The Portuguese are fighting hard to avoid the same fate as Greece and Ireland, which last year had to get financial help from their euro partners as well as the International Monetary Fund.
"Despite everything, Portugal can still find investors who believe it will be able to settle its debts," said Filipe Silva, debt manager at Banco Carregosa. "With this bond auction Portugal has managed to buy some time."
However, Portugal's financial situation is looking increasingly dicey.
Rating agencies have downgraded Portugal's credit worthiness three times in recent days as the country's financial health deteriorated. Standard & Poor's cut its Portuguese bond rating to just one notch above junk status.

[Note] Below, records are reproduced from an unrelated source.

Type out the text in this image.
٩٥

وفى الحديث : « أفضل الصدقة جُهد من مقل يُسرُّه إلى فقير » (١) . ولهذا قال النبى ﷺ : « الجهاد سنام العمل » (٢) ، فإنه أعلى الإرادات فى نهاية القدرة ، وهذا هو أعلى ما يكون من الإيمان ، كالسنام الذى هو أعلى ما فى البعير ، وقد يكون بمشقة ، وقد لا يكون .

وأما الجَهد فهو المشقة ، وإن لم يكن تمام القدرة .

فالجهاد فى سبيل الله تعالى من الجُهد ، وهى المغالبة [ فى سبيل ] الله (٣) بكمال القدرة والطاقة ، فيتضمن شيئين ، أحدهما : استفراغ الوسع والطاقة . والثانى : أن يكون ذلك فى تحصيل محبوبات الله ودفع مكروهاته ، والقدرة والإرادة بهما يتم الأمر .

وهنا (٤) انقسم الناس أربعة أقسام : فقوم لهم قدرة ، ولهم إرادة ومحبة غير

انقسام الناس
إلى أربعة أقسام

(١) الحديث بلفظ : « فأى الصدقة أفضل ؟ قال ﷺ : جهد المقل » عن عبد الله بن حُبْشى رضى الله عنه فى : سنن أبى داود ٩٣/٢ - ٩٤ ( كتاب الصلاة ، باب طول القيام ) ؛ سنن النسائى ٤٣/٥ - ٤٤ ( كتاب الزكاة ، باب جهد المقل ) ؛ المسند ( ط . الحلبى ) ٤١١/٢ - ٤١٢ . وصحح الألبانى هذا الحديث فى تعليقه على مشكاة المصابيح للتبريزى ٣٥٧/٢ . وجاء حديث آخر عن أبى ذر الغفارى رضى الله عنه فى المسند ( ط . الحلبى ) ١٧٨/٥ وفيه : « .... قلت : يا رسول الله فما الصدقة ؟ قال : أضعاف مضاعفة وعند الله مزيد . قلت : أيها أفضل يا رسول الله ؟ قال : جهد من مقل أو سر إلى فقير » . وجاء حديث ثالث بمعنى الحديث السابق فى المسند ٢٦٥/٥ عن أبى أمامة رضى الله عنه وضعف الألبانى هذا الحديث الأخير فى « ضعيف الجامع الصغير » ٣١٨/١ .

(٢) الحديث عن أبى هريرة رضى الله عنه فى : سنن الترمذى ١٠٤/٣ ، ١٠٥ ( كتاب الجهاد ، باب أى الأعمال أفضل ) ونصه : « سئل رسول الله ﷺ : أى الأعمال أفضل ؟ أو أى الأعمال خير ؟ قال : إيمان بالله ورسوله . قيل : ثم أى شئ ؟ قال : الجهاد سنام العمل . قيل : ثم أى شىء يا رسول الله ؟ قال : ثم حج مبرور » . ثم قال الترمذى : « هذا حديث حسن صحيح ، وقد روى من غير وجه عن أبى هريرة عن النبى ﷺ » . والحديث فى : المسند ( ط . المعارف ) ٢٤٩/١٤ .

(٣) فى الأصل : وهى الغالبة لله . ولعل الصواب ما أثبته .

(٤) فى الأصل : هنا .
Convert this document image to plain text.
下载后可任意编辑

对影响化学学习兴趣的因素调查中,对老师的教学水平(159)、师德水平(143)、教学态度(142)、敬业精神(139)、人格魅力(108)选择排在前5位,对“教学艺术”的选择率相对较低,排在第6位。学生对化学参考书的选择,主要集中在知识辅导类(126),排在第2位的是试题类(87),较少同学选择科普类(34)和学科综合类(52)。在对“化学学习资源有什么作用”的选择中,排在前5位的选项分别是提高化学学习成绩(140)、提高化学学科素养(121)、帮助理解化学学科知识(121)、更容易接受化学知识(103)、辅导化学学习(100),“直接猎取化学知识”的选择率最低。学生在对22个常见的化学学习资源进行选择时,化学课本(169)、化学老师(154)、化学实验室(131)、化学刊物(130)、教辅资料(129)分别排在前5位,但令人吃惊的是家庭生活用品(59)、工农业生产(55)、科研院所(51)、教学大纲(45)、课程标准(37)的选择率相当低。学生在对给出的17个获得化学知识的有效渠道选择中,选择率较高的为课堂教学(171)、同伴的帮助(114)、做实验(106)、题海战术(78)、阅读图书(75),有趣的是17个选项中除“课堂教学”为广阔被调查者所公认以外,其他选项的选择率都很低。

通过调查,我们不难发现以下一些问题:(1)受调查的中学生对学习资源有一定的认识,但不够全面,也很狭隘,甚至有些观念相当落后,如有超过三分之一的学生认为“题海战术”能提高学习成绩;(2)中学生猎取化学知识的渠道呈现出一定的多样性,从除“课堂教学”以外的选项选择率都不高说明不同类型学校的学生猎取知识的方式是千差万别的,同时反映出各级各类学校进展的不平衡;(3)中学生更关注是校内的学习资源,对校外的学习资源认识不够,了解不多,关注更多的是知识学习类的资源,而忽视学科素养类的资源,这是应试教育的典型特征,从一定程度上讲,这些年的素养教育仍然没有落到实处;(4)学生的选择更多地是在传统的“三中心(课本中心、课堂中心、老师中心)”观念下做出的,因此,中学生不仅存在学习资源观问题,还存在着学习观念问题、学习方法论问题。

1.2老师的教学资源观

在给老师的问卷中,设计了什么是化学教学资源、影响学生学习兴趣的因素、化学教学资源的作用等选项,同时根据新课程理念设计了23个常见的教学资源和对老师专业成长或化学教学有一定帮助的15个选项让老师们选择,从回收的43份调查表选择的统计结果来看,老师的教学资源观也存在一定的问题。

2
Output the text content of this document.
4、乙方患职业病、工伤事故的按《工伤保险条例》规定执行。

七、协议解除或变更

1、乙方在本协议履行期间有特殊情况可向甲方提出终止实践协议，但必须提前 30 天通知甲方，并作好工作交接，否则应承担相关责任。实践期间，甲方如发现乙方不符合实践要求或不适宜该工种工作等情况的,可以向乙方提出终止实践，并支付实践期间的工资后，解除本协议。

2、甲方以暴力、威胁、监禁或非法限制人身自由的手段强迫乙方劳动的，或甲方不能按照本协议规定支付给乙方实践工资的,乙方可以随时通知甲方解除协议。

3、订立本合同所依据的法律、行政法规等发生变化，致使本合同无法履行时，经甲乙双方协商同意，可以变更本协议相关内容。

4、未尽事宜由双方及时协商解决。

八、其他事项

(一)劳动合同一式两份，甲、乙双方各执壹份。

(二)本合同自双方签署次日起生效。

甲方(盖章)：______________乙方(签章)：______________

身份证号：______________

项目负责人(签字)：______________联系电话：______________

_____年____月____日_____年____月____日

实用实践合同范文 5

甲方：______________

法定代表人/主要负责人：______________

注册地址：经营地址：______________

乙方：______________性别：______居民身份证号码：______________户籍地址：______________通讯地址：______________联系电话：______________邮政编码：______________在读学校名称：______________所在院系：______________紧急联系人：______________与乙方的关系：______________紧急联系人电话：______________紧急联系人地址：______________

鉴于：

Political uncertainty after the government's resignation last week has only added to the concerns.
The yield on Portugal's 10-year bonds has risen to an unsustainable 8.48 percent — roughly the same level that forced Athens and Dublin to accept their rescue packages.
Portugal faces a key test later this month when it has to pay €4.5 billion on debts that are due. Another crunch comes in June when it has to find €4.96 billion for another bond repayment.
The debt agency said it held the sale, which it announced less than 24 hours before, because of "specific demand." It did not elaborate, but unconfirmed media reports said Portugal already had buyers before the auction, possibly from Brazil and China, which have previously indicated they would support the country.
The agency said it hopes to raise up to €7 billion in Treasury bill sales between May and June. Portugal has to find some €20 billion this year to finance its economy. Officials say they have already acquired about one-third of that amount.
At the same time, Portugal is set to elect a new government June 5, President Anibal Cavaco Silva announced late Thursday.
The minority Socialist government quit in a dispute with opposition parties over a new set of austerity measures.
None of the parties running in the ballot want to take a bailout, which would likely lock a future government into even tighter fiscal policies.
Antonio Barroso, a Europe analyst at Eurasia Group, said a quick solution to Portugal's financial crisis is unlikely.
"The political crisis continues to complicate the timing of a bailout, but default is not currently in the cards," he said, adding: "It is highly unlikely that the EU would let Portugal default on its debt, given the potential effects on neighboring and more systemically important eurozone countries."
A glut of bad economic news in recent days has worsened Portugal's plight.
Portugal's budget deficit last year was 8.6 percent of gross domestic product — far above the outgoing government's target of 7.3 percent, according to an estimate Thursday by the National Statistics Institute.
Also, the Bank of Portugal predicts a double-dip recession this year, and unemployment has reached a record 11.2 percent.
The outgoing government's debt-cutting measures, including pay cuts and tax hikes, have angered many. A strike by rail workers during the morning commute Friday severely disrupted transit systems in the latest protest.